Fortranでは,do構文やif構文,block構文などに名前を付けることができます.Fortran拡張をインストールすると,各構文に対するスニペットが利用できるようになりますが,名前付きの構文に関しては用意されていません.特に名前付きblock構文に関しては,スニペットを用意して簡単に利用できるようにすることで,コードの可読性が劇的に向上します.

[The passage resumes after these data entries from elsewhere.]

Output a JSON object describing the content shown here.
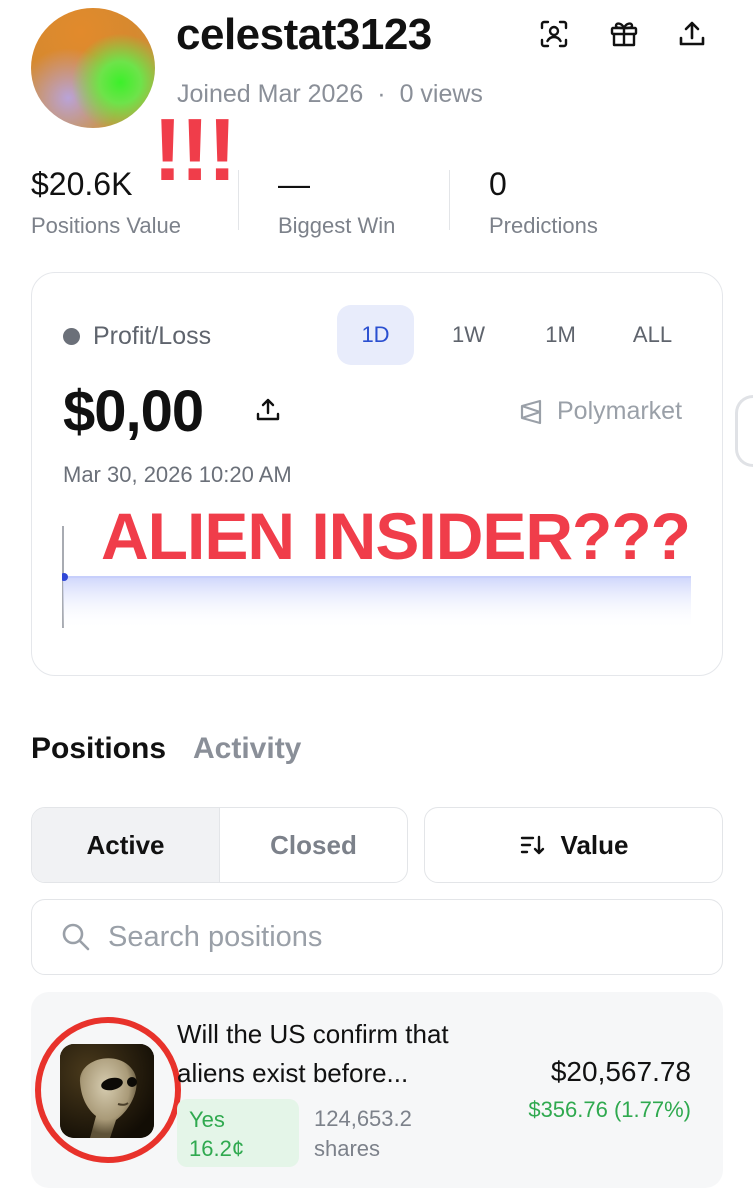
{
  "profile": {
    "username": "celestat3123",
    "joined": "Joined Mar 2026",
    "separator": "·",
    "views": "0 views"
  },
  "header_icons": [
    "face-scan-icon",
    "gift-icon",
    "share-icon"
  ],
  "overlay": {
    "exclamation": "!!!",
    "headline": "ALIEN INSIDER???"
  },
  "stats": [
    {
      "value": "$20.6K",
      "label": "Positions Value"
    },
    {
      "value": "—",
      "label": "Biggest Win"
    },
    {
      "value": "0",
      "label": "Predictions"
    }
  ],
  "pnl": {
    "label": "Profit/Loss",
    "ranges": [
      "1D",
      "1W",
      "1M",
      "ALL"
    ],
    "selected_range": "1D",
    "value": "$0,00",
    "date": "Mar 30, 2026 10:20 AM",
    "brand": "Polymarket"
  },
  "tabs": {
    "positions": "Positions",
    "activity": "Activity",
    "selected": "Positions"
  },
  "filters": {
    "active": "Active",
    "closed": "Closed",
    "selected": "Active",
    "sort_label": "Value"
  },
  "search": {
    "placeholder": "Search positions",
    "value": ""
  },
  "positions": [
    {
      "title": "Will the US confirm that aliens exist before...",
      "outcome": "Yes",
      "price": "16.2¢",
      "shares_count": "124,653.2",
      "shares_unit": "shares",
      "value": "$20,567.78",
      "pnl": "$356.76 (1.77%)"
    }
  ],
  "colors": {
    "accent_blue": "#2a4fd0",
    "positive_green": "#2fa94f",
    "overlay_red": "#f03d4a",
    "highlight_ring": "#e8322b"
  }
}
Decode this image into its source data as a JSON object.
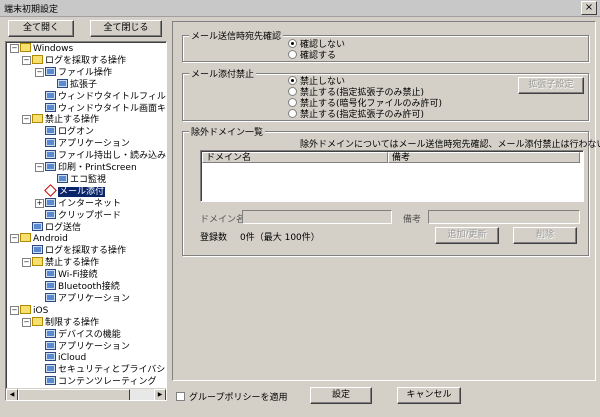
{
  "window": {
    "title": "端末初期設定",
    "close_glyph": "×"
  },
  "toolbar": {
    "expand_all": "全て開く",
    "collapse_all": "全て閉じる"
  },
  "tree": [
    {
      "label": "Windows",
      "depth": 0,
      "expander": "−",
      "icon": "folder-icon"
    },
    {
      "label": "ログを採取する操作",
      "depth": 1,
      "expander": "−",
      "icon": "folder-icon"
    },
    {
      "label": "ファイル操作",
      "depth": 2,
      "expander": "−",
      "icon": "monitor-icon"
    },
    {
      "label": "拡張子",
      "depth": 3,
      "expander": "",
      "icon": "monitor-icon"
    },
    {
      "label": "ウィンドウタイトルフィルタ",
      "depth": 2,
      "expander": "",
      "icon": "monitor-icon"
    },
    {
      "label": "ウィンドウタイトル画面キャ",
      "depth": 2,
      "expander": "",
      "icon": "monitor-icon"
    },
    {
      "label": "禁止する操作",
      "depth": 1,
      "expander": "−",
      "icon": "folder-icon"
    },
    {
      "label": "ログオン",
      "depth": 2,
      "expander": "",
      "icon": "monitor-icon"
    },
    {
      "label": "アプリケーション",
      "depth": 2,
      "expander": "",
      "icon": "monitor-icon"
    },
    {
      "label": "ファイル持出し・読み込み",
      "depth": 2,
      "expander": "",
      "icon": "monitor-icon"
    },
    {
      "label": "印刷・PrintScreen",
      "depth": 2,
      "expander": "−",
      "icon": "monitor-icon"
    },
    {
      "label": "エコ監視",
      "depth": 3,
      "expander": "",
      "icon": "monitor-icon"
    },
    {
      "label": "メール添付",
      "depth": 2,
      "expander": "",
      "icon": "diamond-icon",
      "selected": true
    },
    {
      "label": "インターネット",
      "depth": 2,
      "expander": "+",
      "icon": "monitor-icon"
    },
    {
      "label": "クリップボード",
      "depth": 2,
      "expander": "",
      "icon": "monitor-icon"
    },
    {
      "label": "ログ送信",
      "depth": 1,
      "expander": "",
      "icon": "monitor-icon"
    },
    {
      "label": "Android",
      "depth": 0,
      "expander": "−",
      "icon": "folder-icon"
    },
    {
      "label": "ログを採取する操作",
      "depth": 1,
      "expander": "",
      "icon": "monitor-icon"
    },
    {
      "label": "禁止する操作",
      "depth": 1,
      "expander": "−",
      "icon": "folder-icon"
    },
    {
      "label": "Wi-Fi接続",
      "depth": 2,
      "expander": "",
      "icon": "monitor-icon"
    },
    {
      "label": "Bluetooth接続",
      "depth": 2,
      "expander": "",
      "icon": "monitor-icon"
    },
    {
      "label": "アプリケーション",
      "depth": 2,
      "expander": "",
      "icon": "monitor-icon"
    },
    {
      "label": "iOS",
      "depth": 0,
      "expander": "−",
      "icon": "folder-icon"
    },
    {
      "label": "制限する操作",
      "depth": 1,
      "expander": "−",
      "icon": "folder-icon"
    },
    {
      "label": "デバイスの機能",
      "depth": 2,
      "expander": "",
      "icon": "monitor-icon"
    },
    {
      "label": "アプリケーション",
      "depth": 2,
      "expander": "",
      "icon": "monitor-icon"
    },
    {
      "label": "iCloud",
      "depth": 2,
      "expander": "",
      "icon": "monitor-icon"
    },
    {
      "label": "セキュリティとプライバシー",
      "depth": 2,
      "expander": "",
      "icon": "monitor-icon"
    },
    {
      "label": "コンテンツレーティング",
      "depth": 2,
      "expander": "",
      "icon": "monitor-icon"
    }
  ],
  "confirm_group": {
    "title": "メール送信時宛先確認",
    "options": [
      {
        "label": "確認しない",
        "checked": true
      },
      {
        "label": "確認する",
        "checked": false
      }
    ]
  },
  "attach_group": {
    "title": "メール添付禁止",
    "options": [
      {
        "label": "禁止しない",
        "checked": true
      },
      {
        "label": "禁止する(指定拡張子のみ禁止)",
        "checked": false
      },
      {
        "label": "禁止する(暗号化ファイルのみ許可)",
        "checked": false
      },
      {
        "label": "禁止する(指定拡張子のみ許可)",
        "checked": false
      }
    ],
    "ext_button": "拡張子設定"
  },
  "exclude_group": {
    "title": "除外ドメイン一覧",
    "note": "除外ドメインについてはメール送信時宛先確認、メール添付禁止は行わない",
    "columns": [
      "ドメイン名",
      "備考"
    ],
    "domain_label": "ドメイン名",
    "remarks_label": "備考",
    "count_label": "登録数",
    "count_value": "0件（最大 100件）",
    "add_update": "追加/更新",
    "delete": "削除"
  },
  "footer": {
    "gpo_checkbox": "グループポリシーを適用",
    "ok": "設定",
    "cancel": "キャンセル"
  },
  "icons": {
    "scroll_left": "◀",
    "scroll_right": "▶"
  }
}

このとき,$から始まる特殊な記述を用いると,簡単に記述できます.$1,$2,...をコード断片に記述しておくと,記述子がコード断片に変換された後,$1が書かれた場所にカーソルキーが移動します.tabキーで$2, $3...と移動していきます.$0は最後にカーソルが来ます.
ラベル付きの記述(${1:ラベル})も可能です.

	"named do constructor": {
		"prefix": "ndo",
		"body": [
			"${1:name} : do $2 = $3, $4",
			"    $0",
			"end do ${1:name}"
		],
		"description": "named do constructor"
	},
	"named block constructor": {
		"prefix": "nblock",
		"body": [
			"${1:blockname} : block",
			"    $2",
			"end block ${1:blockname}"
		],
		"description": "named block constructor"
	}

ユーザスニペットを使った効果

ユーザスニペットを設定したことで,記述がどれくらい簡略化できるか,簡単なプログラムで確認してみます.

ユーザスニペット設定前

ユーザスニペットを設定する前は,Modern Fortran拡張によって,programdoの入力を簡略化できています.しかし,intrinsicが入力候補に出てこなかったり,real64のように,入力候補に出てはくるが,結局残り1文字まで入力しなければならないなど,今一な感じがします.また,名前付きdo構文には対応していません.

ユーザスニペット設定後

ユーザスニペット設定後は,useの記述,型名,名前付きdo構文が簡単に入力できていることが確認できます.

まとめ

FortranはOS以前に誕生したプログラミング言語の後継であり,モダンな言語と比較して,後方互換のために様々な制約があります.そういった面倒くさいところは,ツールを使って解決しましょう.